I wish this op-ed had been around when the OP was written. From the Boston Globe, no paywall.
The problems with political polls are multiple:
- The dominance of cell phones and caller ID programs on landlines has made what statisticians call the “response rate” plummet. A generation ago, few Americans would let their phones ring without answering. Now many calls go unanswered as we ignore unrecognized numbers. Such screening means that pollsters must place thousands more calls to reach enough respondents, which increases their costs and adds pressure to shrink their sample sizes. On top of that, folks who do answer skew older than the overall electorate, making it even harder to gather a survey group that accurately represents the nation’s complex and shifting demographics.

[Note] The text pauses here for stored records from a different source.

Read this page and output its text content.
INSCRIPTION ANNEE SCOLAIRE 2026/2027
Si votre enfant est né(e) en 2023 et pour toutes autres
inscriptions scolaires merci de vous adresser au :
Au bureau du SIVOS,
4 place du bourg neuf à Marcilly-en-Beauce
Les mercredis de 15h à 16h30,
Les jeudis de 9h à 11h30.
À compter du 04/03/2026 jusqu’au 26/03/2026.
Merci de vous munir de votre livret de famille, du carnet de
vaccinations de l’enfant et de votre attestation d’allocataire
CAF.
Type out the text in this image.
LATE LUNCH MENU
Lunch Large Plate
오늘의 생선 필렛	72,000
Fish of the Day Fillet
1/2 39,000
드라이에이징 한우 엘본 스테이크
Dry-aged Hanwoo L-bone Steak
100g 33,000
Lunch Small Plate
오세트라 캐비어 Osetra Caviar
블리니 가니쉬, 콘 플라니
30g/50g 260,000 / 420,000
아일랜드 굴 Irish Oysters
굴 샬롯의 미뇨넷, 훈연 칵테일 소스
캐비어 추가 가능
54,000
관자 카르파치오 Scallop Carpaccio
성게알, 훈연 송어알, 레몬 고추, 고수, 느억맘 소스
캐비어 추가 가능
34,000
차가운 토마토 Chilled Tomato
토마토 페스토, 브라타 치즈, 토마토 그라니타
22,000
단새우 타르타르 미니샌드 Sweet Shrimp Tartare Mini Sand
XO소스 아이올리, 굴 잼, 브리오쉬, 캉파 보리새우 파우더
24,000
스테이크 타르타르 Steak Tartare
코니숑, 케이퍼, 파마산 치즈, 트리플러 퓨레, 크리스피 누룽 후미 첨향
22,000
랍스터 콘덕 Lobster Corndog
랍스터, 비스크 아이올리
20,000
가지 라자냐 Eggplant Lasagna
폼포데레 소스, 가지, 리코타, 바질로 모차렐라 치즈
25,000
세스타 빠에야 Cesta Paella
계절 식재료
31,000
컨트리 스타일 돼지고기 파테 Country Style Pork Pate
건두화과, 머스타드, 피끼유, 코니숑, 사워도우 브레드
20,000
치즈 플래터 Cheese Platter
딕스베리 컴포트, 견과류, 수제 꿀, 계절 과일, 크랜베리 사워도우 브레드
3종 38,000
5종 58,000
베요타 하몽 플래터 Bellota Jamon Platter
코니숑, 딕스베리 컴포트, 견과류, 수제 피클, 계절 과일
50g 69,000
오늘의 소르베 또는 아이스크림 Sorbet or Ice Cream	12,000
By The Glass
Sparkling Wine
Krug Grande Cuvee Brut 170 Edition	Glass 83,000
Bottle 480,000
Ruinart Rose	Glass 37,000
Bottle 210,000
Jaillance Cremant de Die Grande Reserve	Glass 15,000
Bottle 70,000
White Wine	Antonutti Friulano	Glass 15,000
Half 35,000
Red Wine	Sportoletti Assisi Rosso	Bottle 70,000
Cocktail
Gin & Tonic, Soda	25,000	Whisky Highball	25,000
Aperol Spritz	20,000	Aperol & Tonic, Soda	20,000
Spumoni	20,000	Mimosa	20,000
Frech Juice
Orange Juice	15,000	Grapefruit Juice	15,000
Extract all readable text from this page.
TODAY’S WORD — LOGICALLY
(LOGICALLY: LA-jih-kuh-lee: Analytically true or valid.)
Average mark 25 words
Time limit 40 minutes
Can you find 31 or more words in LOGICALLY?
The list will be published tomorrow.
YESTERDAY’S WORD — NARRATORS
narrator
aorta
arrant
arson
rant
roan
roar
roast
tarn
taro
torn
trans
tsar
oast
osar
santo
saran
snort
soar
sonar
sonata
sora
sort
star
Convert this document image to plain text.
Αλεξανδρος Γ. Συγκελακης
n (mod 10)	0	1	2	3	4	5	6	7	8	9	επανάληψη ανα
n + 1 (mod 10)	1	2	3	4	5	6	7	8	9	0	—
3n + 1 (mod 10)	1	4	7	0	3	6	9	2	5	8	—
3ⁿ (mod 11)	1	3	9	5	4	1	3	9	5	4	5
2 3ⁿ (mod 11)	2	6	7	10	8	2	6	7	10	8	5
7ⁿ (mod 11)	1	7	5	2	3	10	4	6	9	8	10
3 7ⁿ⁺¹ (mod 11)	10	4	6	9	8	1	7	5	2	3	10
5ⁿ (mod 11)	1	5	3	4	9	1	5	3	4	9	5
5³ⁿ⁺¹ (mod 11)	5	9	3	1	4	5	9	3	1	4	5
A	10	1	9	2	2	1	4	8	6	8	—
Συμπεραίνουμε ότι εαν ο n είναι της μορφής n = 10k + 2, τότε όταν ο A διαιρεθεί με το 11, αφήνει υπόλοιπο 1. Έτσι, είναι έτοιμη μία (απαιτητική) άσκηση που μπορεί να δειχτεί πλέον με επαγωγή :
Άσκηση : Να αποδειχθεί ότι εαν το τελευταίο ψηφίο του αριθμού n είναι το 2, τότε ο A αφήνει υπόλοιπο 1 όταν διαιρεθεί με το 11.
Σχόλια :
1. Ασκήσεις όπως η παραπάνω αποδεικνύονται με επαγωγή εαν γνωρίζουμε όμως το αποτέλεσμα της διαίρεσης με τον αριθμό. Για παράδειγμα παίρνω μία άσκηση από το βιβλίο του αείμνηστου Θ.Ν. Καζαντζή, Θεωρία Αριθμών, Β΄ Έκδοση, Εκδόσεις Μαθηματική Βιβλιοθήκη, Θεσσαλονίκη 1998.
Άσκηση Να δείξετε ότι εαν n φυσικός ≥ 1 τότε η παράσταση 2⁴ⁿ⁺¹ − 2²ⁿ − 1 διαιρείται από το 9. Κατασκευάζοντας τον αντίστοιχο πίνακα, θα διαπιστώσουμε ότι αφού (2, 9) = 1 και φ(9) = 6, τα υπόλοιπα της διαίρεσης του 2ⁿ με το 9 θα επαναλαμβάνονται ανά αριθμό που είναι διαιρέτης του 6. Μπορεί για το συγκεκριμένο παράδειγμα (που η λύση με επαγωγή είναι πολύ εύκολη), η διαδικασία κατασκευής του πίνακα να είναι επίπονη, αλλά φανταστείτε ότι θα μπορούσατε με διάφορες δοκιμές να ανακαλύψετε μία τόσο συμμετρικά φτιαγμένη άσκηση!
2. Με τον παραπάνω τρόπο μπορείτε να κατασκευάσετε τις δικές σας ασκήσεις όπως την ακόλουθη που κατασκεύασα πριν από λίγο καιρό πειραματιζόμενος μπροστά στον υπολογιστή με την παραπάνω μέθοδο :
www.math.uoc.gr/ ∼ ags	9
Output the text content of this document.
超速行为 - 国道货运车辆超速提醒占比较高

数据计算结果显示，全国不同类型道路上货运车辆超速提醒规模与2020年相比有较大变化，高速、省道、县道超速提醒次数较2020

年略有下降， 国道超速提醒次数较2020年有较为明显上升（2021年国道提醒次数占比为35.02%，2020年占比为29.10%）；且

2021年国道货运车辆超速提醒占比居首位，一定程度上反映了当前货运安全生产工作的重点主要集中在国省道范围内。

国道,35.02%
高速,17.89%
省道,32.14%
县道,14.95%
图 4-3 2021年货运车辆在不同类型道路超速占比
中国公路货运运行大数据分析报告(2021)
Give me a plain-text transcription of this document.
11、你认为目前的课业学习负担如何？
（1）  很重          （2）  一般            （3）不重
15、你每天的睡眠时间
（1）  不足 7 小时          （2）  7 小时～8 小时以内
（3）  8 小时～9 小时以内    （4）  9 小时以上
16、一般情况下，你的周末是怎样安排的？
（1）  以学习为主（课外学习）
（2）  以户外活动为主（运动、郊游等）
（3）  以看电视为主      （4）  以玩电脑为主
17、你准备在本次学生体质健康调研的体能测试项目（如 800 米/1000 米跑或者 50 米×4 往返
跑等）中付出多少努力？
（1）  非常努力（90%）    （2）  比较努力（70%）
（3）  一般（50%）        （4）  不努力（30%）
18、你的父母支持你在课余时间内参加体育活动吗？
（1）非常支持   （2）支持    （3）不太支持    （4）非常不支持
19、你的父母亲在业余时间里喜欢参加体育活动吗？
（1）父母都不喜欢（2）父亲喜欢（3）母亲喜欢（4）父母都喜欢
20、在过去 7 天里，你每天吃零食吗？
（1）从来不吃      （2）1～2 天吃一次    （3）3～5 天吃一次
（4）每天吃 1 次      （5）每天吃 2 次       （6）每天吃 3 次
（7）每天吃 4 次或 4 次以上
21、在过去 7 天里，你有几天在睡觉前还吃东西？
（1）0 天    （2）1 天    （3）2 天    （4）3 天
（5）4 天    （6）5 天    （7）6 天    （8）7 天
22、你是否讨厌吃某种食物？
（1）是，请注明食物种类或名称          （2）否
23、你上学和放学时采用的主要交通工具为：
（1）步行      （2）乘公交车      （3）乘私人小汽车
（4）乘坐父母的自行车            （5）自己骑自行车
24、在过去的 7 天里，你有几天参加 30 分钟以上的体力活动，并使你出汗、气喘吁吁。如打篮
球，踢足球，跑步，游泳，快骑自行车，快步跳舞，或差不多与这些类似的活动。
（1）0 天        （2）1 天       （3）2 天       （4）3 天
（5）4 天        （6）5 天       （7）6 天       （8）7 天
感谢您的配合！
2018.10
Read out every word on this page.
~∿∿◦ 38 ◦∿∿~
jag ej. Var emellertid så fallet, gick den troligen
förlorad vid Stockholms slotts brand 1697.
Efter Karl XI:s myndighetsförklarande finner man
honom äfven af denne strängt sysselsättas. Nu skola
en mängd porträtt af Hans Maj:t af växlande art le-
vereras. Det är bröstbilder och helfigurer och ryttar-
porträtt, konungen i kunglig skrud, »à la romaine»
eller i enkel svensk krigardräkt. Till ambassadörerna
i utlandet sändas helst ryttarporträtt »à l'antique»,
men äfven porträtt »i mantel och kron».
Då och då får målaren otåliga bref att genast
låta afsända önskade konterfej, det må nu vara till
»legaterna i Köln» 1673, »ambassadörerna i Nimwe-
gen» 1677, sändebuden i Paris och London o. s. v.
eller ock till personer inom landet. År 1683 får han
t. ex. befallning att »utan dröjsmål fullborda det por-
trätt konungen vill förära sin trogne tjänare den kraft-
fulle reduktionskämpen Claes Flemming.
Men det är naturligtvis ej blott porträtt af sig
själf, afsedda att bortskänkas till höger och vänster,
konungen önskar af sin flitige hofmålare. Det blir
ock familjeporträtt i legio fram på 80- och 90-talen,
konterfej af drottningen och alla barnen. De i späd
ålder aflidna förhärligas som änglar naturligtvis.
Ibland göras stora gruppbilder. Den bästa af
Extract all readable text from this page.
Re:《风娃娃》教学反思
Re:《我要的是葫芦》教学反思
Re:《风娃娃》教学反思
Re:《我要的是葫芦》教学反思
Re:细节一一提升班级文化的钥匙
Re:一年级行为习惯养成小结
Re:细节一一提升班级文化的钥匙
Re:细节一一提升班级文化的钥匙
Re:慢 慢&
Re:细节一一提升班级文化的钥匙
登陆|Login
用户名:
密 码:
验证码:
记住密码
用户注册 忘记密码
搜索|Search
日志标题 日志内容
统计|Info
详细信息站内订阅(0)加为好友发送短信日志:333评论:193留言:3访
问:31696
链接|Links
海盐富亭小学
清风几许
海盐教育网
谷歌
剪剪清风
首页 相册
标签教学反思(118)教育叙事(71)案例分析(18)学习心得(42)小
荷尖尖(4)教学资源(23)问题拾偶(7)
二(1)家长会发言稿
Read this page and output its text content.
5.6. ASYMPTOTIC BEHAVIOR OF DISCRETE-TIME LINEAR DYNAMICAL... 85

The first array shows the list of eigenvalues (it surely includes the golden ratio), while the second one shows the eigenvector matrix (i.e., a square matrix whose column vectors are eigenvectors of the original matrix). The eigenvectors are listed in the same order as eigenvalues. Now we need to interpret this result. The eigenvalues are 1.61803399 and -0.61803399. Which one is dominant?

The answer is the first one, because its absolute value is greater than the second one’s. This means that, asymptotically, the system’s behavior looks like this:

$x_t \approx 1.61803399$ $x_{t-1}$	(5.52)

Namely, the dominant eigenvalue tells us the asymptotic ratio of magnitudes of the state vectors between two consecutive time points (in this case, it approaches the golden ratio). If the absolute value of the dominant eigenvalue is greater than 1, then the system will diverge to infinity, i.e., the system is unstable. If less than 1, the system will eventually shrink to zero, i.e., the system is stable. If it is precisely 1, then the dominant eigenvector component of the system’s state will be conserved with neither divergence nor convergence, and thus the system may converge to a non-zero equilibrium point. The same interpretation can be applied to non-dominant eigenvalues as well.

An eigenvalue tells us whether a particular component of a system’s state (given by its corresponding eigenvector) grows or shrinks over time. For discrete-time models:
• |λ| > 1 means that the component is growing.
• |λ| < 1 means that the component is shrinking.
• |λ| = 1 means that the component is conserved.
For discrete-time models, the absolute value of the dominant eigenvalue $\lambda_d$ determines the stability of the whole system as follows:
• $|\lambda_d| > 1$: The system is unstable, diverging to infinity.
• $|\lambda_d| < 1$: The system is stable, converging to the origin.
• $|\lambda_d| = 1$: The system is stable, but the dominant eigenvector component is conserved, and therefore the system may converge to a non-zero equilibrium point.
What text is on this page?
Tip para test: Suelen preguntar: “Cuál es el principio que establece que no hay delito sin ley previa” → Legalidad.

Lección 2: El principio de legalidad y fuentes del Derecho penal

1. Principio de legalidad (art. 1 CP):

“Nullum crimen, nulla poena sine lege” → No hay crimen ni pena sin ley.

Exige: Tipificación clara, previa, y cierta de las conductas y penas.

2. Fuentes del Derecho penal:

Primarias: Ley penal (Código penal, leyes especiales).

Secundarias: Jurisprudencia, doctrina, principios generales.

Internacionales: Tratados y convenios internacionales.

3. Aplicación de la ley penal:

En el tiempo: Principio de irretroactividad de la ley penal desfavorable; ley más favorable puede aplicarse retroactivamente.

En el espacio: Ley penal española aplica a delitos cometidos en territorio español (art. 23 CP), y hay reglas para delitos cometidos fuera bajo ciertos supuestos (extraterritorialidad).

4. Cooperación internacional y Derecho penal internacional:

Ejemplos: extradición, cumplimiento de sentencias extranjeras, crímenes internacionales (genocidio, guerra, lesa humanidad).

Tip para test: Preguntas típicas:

- There are too many political pollsters conducting too many polls. When John F. Kennedy and Richard Nixon waged a historically close race in 1960, Gallup was virtually the only national polling organization tracking the contest. Three years later Louis Harris started surveying political opinion. For decades they remained the dominant political pollsters, with few competitors. Today there are dozens of polling groups using different methodologies. Nathaniel Rakich, a FiveThirtyEight senior elections analyst, in March 2023 examined hundreds of poll results going back to 1998 in elections for president, the Senate, the House, and governor. During their final three weeks, pollsters predicted the winner only 78 percent of the time. In 2022, they got just 72 percent of the races right, a steep drop from the 88 percent high-water mark of 2008. Focusing on the 2022 elections, Rakich found big disparities among 33 pollsters. Only six called at least 90 percent of their contests correctly.
- Now, 80 or 90 percent accuracy might seem like pretty high scores, given the volatility of many elections. But consider that three firms, SurveyUSA, the University of New Hampshire, and Alaska Survey Research, were 100 percent accurate in 2022. Why can’t more firms reach that level? Also consider that 10 groups got less than two-thirds of their predictions right, which should not be a passing grade. And bringing up the rear were Morning Consult at 8 percent correct and Ipsos at 17 percent. Journalists vet their sources carefully, but these numbers suggest that they should be more careful in covering polls.
- The internet, with its voracious appetite and greatly expanded space for new information no matter how incremental, has made some political journalists less discriminating and fueled more questionable polling. The financial pressures on news organizations have increased the need for digital readers, which has led to election articles that are little more than click-bait.
- Issue polls have their own problems. Immediately after the Supreme Court overturned the constitutional right to abortion in June 2022, many newscasters and reporters predicted the ruling would have minimal electoral impact. They cited old surveys showing that majorities of voters ranked the economy, health care, crime, and other concerns ahead of reproductive rights. Yet those polls failed to measure the intensity of anger the high court ruling would prompt among scores of women, whose increased turnout in subsequent elections has proven decisive.